Run a battery floor stand at the gala entrance and the check-in table for the evening, then put it back to work in the lobby on Monday morning.
Rent once deliberately as a pilot: measure how many guests tap, what they give, and whether the crowd uses the device at all before buying.
Cover a multi-event season (auction in October, gala in April, fun run in June) with one owned device instead of three separate rental bookings and shipping windows.
Common questions
How much does it cost to rent a donation kiosk?
Kind Kiosk, the main rental vendor since DipJar ceased operations in February 2025, lists event rentals at $149 to $299 per device per event (Kind Kiosk pricing, verified June 2026). Per-gift fees apply on top of the rental: Kind Kiosk publishes a 3% platform fee plus Stripe processing at 2.7%, or 5.7% combined on card gifts.
Is it cheaper to rent or buy a donation kiosk?
It depends almost entirely on how often you run events. One small event a year at the bottom rental tier stays cheaper than buying for several years. But three events a year at the top tier cost $897 in rentals, which is already past the low end of Givebear's one-time $699 to $899 range, and the same bill repeats every year while a purchased kiosk is paid for once and carries no monthly software fee.
Can you rent a donation kiosk for one day?
Rental pricing is quoted per device per event rather than per day, so a single evening books the same way as a weekend festival. Plan the calendar around shipping in both directions, not just the event date: the device has to arrive ahead of setup and go back after teardown, and return logistics are part of the rental terms you should confirm before signing.

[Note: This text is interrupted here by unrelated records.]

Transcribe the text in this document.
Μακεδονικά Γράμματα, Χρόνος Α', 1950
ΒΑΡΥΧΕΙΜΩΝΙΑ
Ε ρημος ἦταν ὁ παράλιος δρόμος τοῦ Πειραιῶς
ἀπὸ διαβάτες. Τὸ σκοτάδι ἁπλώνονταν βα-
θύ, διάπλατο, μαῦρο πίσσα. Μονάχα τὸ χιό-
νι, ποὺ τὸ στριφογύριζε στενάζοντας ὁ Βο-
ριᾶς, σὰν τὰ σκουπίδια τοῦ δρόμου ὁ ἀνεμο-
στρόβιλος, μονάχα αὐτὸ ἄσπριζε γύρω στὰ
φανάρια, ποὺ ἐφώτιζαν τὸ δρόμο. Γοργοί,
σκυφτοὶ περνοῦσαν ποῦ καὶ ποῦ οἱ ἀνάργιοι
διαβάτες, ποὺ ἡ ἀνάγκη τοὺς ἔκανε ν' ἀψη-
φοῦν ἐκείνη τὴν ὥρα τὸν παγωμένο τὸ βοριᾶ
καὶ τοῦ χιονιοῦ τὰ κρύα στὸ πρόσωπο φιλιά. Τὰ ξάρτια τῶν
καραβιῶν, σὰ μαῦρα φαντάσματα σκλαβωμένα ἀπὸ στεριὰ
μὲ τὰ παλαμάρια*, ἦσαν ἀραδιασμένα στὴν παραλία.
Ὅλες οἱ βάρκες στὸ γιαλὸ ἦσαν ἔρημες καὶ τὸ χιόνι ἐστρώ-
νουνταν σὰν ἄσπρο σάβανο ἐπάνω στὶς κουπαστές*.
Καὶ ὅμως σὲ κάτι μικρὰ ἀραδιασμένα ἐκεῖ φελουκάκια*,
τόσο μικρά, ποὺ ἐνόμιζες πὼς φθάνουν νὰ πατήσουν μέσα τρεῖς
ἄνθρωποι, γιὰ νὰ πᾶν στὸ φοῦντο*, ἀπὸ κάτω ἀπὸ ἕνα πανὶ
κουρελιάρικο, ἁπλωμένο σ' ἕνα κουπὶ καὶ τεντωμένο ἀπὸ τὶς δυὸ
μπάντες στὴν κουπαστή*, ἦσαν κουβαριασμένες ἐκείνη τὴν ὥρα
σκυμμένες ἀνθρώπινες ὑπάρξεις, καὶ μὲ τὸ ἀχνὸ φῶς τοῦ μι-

Does Givebear rent donation kiosks?
No. Givebear sells kiosks as a one-time purchase of $699 to $899 with no monthly software fee, and the software runs at $0/month with a 0% platform fee when donors tip (4.9% when a donor declines, one flat rate online, at kiosks, and on memberships), plus Stripe card processing at cost. The battery floor stand is built to travel to events and work the lobby between them. For a true one-off event a rental can still cost less in year one; for anything that repeats, ownership usually wins by the third event.